Teams will have 12 months to implement small-scale proof of concept pilots to demonstrate viability. Successful pilots will be placed on the trajectory to wider-scale implementation, including possibly receiving $250,000 in scale-up funding and additional help in finding widespread adoption within CGIAR.
CGIAR Grant Funding Eligibility
Inspire Challenges are about solving big problems using next-generation ideas. We’re looking for bold, novel ideas that leverage the expansion of big data and digital technologies to unlock new scientific discoveries or enhance the agriculture development enterprise that contain one of these themes:
- Data Use: Combines multiple data sources and adds value to them through data fusion or analysis, mobilizing underused or misused data – especially CGIAR data.
- Scale: The project has potential to serve the needs of a growing user base and the interface is well designed and specific to the problem, with the data, procedure for use, and code base well documented.
- Impact: Enhances stakeholder ability to make decisions problem statement, rationale, process and outputs of the product clearly support decision making affecting the farm level.

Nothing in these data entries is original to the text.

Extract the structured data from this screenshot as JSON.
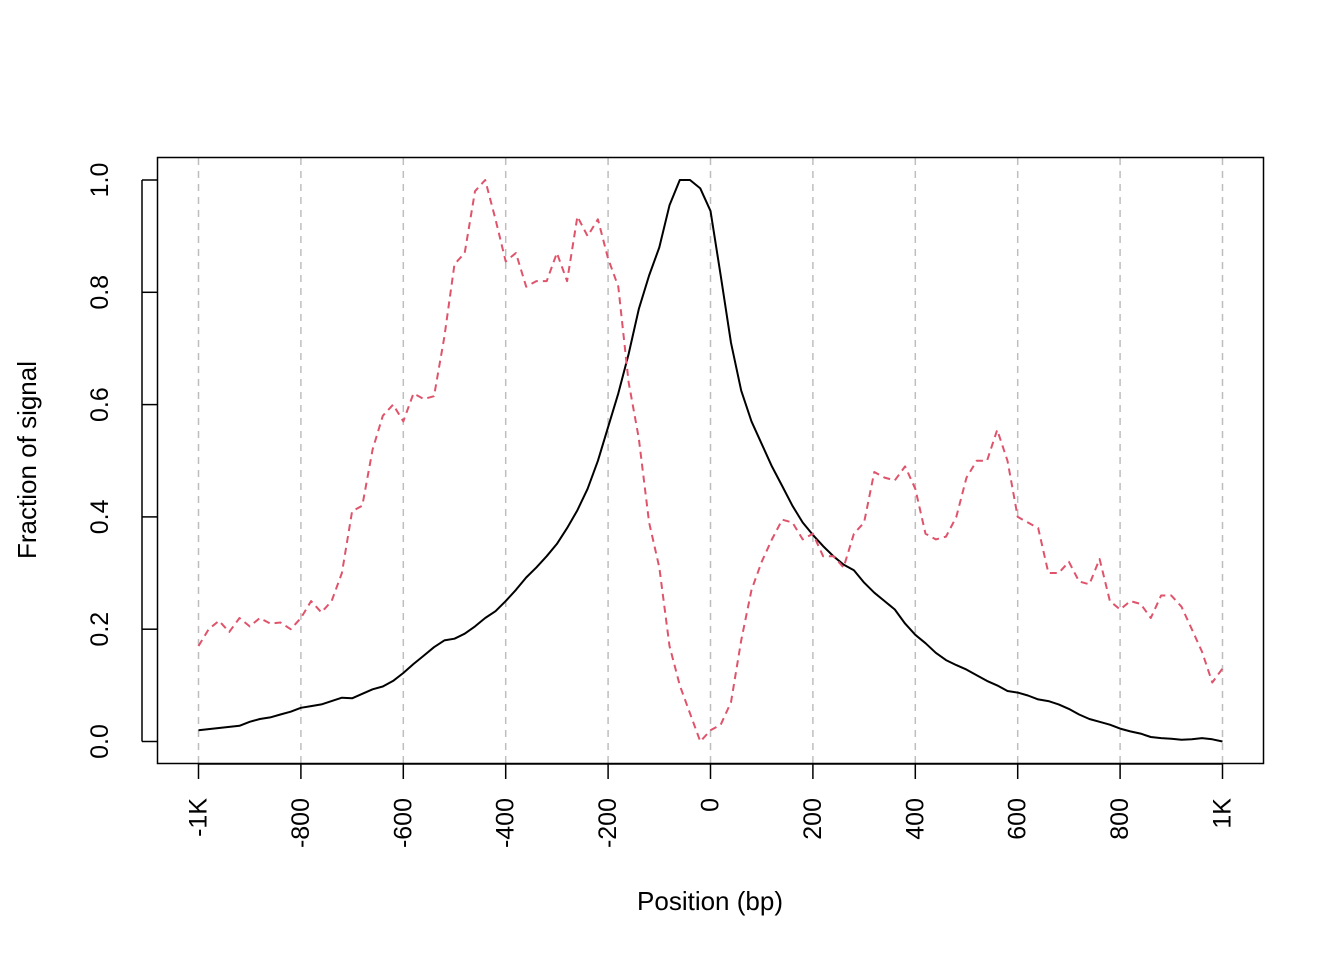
{
  "chart_data": {
    "type": "line",
    "title": "",
    "xlabel": "Position (bp)",
    "ylabel": "Fraction of signal",
    "xlim": [
      -1000,
      1000
    ],
    "ylim": [
      0,
      1
    ],
    "x_ticks": [
      -1000,
      -800,
      -600,
      -400,
      -200,
      0,
      200,
      400,
      600,
      800,
      1000
    ],
    "x_tick_labels": [
      "-1K",
      "-800",
      "-600",
      "-400",
      "-200",
      "0",
      "200",
      "400",
      "600",
      "800",
      "1K"
    ],
    "y_ticks": [
      0,
      0.2,
      0.4,
      0.6,
      0.8,
      1.0
    ],
    "y_tick_labels": [
      "0.0",
      "0.2",
      "0.4",
      "0.6",
      "0.8",
      "1.0"
    ],
    "grid": "vertical dashed at x ticks",
    "colors": {
      "series1": "#000000",
      "series2": "#df536b",
      "grid": "#bebebe"
    },
    "series": [
      {
        "style": "solid",
        "x": [
          -1000,
          -980,
          -960,
          -940,
          -920,
          -900,
          -880,
          -860,
          -840,
          -820,
          -800,
          -780,
          -760,
          -740,
          -720,
          -700,
          -680,
          -660,
          -640,
          -620,
          -600,
          -580,
          -560,
          -540,
          -520,
          -500,
          -480,
          -460,
          -440,
          -420,
          -400,
          -380,
          -360,
          -340,
          -320,
          -300,
          -280,
          -260,
          -240,
          -220,
          -200,
          -180,
          -160,
          -140,
          -120,
          -100,
          -80,
          -60,
          -40,
          -20,
          0,
          20,
          40,
          60,
          80,
          100,
          120,
          140,
          160,
          180,
          200,
          220,
          240,
          260,
          280,
          300,
          320,
          340,
          360,
          380,
          400,
          420,
          440,
          460,
          480,
          500,
          520,
          540,
          560,
          580,
          600,
          620,
          640,
          660,
          680,
          700,
          720,
          740,
          760,
          780,
          800,
          820,
          840,
          860,
          880,
          900,
          920,
          940,
          960,
          980,
          1000
        ],
        "values": [
          0.02,
          0.022,
          0.024,
          0.026,
          0.028,
          0.035,
          0.04,
          0.043,
          0.048,
          0.053,
          0.06,
          0.063,
          0.066,
          0.072,
          0.078,
          0.077,
          0.085,
          0.093,
          0.098,
          0.108,
          0.122,
          0.138,
          0.153,
          0.168,
          0.18,
          0.183,
          0.192,
          0.205,
          0.22,
          0.232,
          0.25,
          0.27,
          0.292,
          0.31,
          0.33,
          0.352,
          0.38,
          0.412,
          0.45,
          0.5,
          0.56,
          0.62,
          0.69,
          0.77,
          0.83,
          0.88,
          0.955,
          1.0,
          1.0,
          0.985,
          0.945,
          0.83,
          0.71,
          0.625,
          0.57,
          0.53,
          0.49,
          0.455,
          0.42,
          0.39,
          0.368,
          0.348,
          0.33,
          0.315,
          0.305,
          0.283,
          0.265,
          0.25,
          0.235,
          0.21,
          0.19,
          0.175,
          0.158,
          0.145,
          0.136,
          0.128,
          0.118,
          0.108,
          0.1,
          0.09,
          0.087,
          0.082,
          0.075,
          0.072,
          0.066,
          0.058,
          0.048,
          0.04,
          0.035,
          0.03,
          0.023,
          0.018,
          0.014,
          0.008,
          0.006,
          0.005,
          0.003,
          0.004,
          0.006,
          0.004,
          0.0
        ]
      },
      {
        "style": "dashed",
        "x": [
          -1000,
          -980,
          -960,
          -940,
          -920,
          -900,
          -880,
          -860,
          -840,
          -820,
          -800,
          -780,
          -760,
          -740,
          -720,
          -700,
          -680,
          -660,
          -640,
          -620,
          -600,
          -580,
          -560,
          -540,
          -520,
          -500,
          -480,
          -460,
          -440,
          -420,
          -400,
          -380,
          -360,
          -340,
          -320,
          -300,
          -280,
          -260,
          -240,
          -220,
          -200,
          -180,
          -160,
          -140,
          -120,
          -100,
          -80,
          -60,
          -40,
          -20,
          0,
          20,
          40,
          60,
          80,
          100,
          120,
          140,
          160,
          180,
          200,
          220,
          240,
          260,
          280,
          300,
          320,
          340,
          360,
          380,
          400,
          420,
          440,
          460,
          480,
          500,
          520,
          540,
          560,
          580,
          600,
          620,
          640,
          660,
          680,
          700,
          720,
          740,
          760,
          780,
          800,
          820,
          840,
          860,
          880,
          900,
          920,
          940,
          960,
          980,
          1000
        ],
        "values": [
          0.17,
          0.2,
          0.215,
          0.195,
          0.22,
          0.205,
          0.22,
          0.21,
          0.212,
          0.2,
          0.22,
          0.25,
          0.23,
          0.25,
          0.3,
          0.41,
          0.42,
          0.52,
          0.58,
          0.6,
          0.57,
          0.62,
          0.61,
          0.615,
          0.72,
          0.85,
          0.87,
          0.98,
          1.0,
          0.93,
          0.855,
          0.87,
          0.81,
          0.82,
          0.82,
          0.87,
          0.82,
          0.935,
          0.9,
          0.93,
          0.86,
          0.81,
          0.64,
          0.54,
          0.39,
          0.31,
          0.17,
          0.1,
          0.05,
          0.0,
          0.02,
          0.03,
          0.07,
          0.18,
          0.27,
          0.32,
          0.36,
          0.395,
          0.39,
          0.36,
          0.37,
          0.33,
          0.33,
          0.31,
          0.37,
          0.39,
          0.48,
          0.47,
          0.465,
          0.49,
          0.45,
          0.37,
          0.36,
          0.365,
          0.4,
          0.47,
          0.5,
          0.5,
          0.555,
          0.5,
          0.4,
          0.39,
          0.38,
          0.3,
          0.3,
          0.32,
          0.285,
          0.28,
          0.325,
          0.25,
          0.235,
          0.25,
          0.245,
          0.22,
          0.26,
          0.26,
          0.24,
          0.2,
          0.16,
          0.105,
          0.13
        ]
      }
    ]
  }
}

- Sustainability: Narrative clearly indicates hardware, software, human resources required to install/maintain/run the product, and good documentation is provided.
- Innovation: Proposal is a real game changer with the potential to transform food systems. It is not basic research nor solely targeted towards sustaining ongoing research.
- Pitch: Pitch and demonstration is compelling, well organised, and clearly illustrates the relationship of the problem to the proposed solution.